A publicly traded company’s stock is never a static thing, even when prices are relatively stable and there isn’t an overall trend, and there are minute fluctuations over time. If the stock price remained at exactly the same price (to the penny) for an extended period of time, then that would be a collective outlier. In fact, this very thing occurred to not one, but several tech companies on July 3 of this year on the Nasdaq exchange when the stock prices for several companies – including tech giants Apple and Microsoft – were listed as $123.45.
How Anodot approaches outlier analysis
Regardless of industry, no matter the data source, the outlier detection capabilities of Anodot’s system can find all types of outliers in time series data, in real time, and at the scale of millions of metrics. Data agnostic, Anodot’s solution uses machine learning algorithms as well as outlier detection capabilities to spot anomalies in time series data.

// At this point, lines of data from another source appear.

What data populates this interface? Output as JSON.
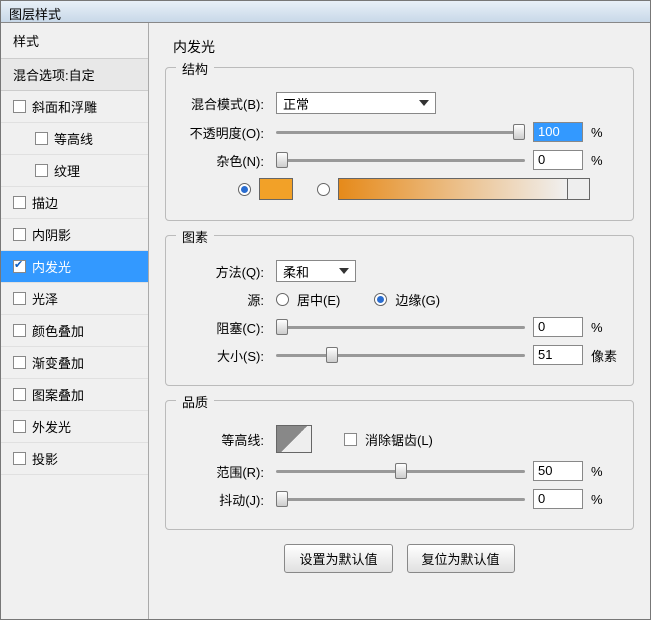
{
  "window_title": "图层样式",
  "sidebar": {
    "header": "样式",
    "subheader": "混合选项:自定",
    "items": [
      {
        "label": "斜面和浮雕",
        "checked": false,
        "indent": false
      },
      {
        "label": "等高线",
        "checked": false,
        "indent": true
      },
      {
        "label": "纹理",
        "checked": false,
        "indent": true
      },
      {
        "label": "描边",
        "checked": false,
        "indent": false
      },
      {
        "label": "内阴影",
        "checked": false,
        "indent": false
      },
      {
        "label": "内发光",
        "checked": true,
        "indent": false,
        "selected": true
      },
      {
        "label": "光泽",
        "checked": false,
        "indent": false
      },
      {
        "label": "颜色叠加",
        "checked": false,
        "indent": false
      },
      {
        "label": "渐变叠加",
        "checked": false,
        "indent": false
      },
      {
        "label": "图案叠加",
        "checked": false,
        "indent": false
      },
      {
        "label": "外发光",
        "checked": false,
        "indent": false
      },
      {
        "label": "投影",
        "checked": false,
        "indent": false
      }
    ]
  },
  "main": {
    "title": "内发光",
    "struct": {
      "title": "结构",
      "blend_label": "混合模式(B):",
      "blend_value": "正常",
      "opacity_label": "不透明度(O):",
      "opacity_value": "100",
      "opacity_unit": "%",
      "noise_label": "杂色(N):",
      "noise_value": "0",
      "noise_unit": "%",
      "color_swatch": "#f2a128"
    },
    "elem": {
      "title": "图素",
      "method_label": "方法(Q):",
      "method_value": "柔和",
      "source_label": "源:",
      "source_center": "居中(E)",
      "source_edge": "边缘(G)",
      "source_selected": "edge",
      "choke_label": "阻塞(C):",
      "choke_value": "0",
      "choke_unit": "%",
      "size_label": "大小(S):",
      "size_value": "51",
      "size_unit": "像素"
    },
    "qual": {
      "title": "品质",
      "contour_label": "等高线:",
      "aa_label": "消除锯齿(L)",
      "range_label": "范围(R):",
      "range_value": "50",
      "range_unit": "%",
      "jitter_label": "抖动(J):",
      "jitter_value": "0",
      "jitter_unit": "%"
    },
    "buttons": {
      "default": "设置为默认值",
      "reset": "复位为默认值"
    }
  }
}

Although explaining the math, software and algorithms in detail would require several pages (as we’ve shown in our 3-part whitepaper on anomaly detection), we outline below the key steps that help detect the various types of outliers and enable more accurate outlier analysis:
- Choosing the most appropriate model and distribution for each time series: This is a critical step to detect any outlier because time series can behave in various ways (stationary, non-stationary, irregularly sampled, discrete, etc.), each requiring a different model of normal behavior with a different underlying distribution.
- Accounting for seasonal and trend patterns: contextual and collective outliers cannot be detected if seasonality and trend are not accounted for in the models describing normal behavior. Detecting both automatically is crucial for an automated anomaly detection system as the two cannot be manually defined for all data. Anodot’s solution includes a very efficient and accurate seasonality detection algorithm (called Vivaldi), and all models account for various trend changes in the data that are normal.
- Detecting collective anomalies involves understanding the relationships between different time series, and accounting for them when detecting and investigating anomalies. Anodot developed several algorithms for learning those relationships from the time series behavior, and delivers collective anomalies by combining anomalies at the single time series level to the multivariate level.
Outliers are often visible symptoms of underlying problems that you need to fix fast. Those symptoms are only as visible, however, as your outlier detection system makes them to be. Whether it’s money laundering, a pricing glitch or testing data let loose, Anodot’s AI-powered solution can find the needle that makes the difference in the haystack of millions of metrics.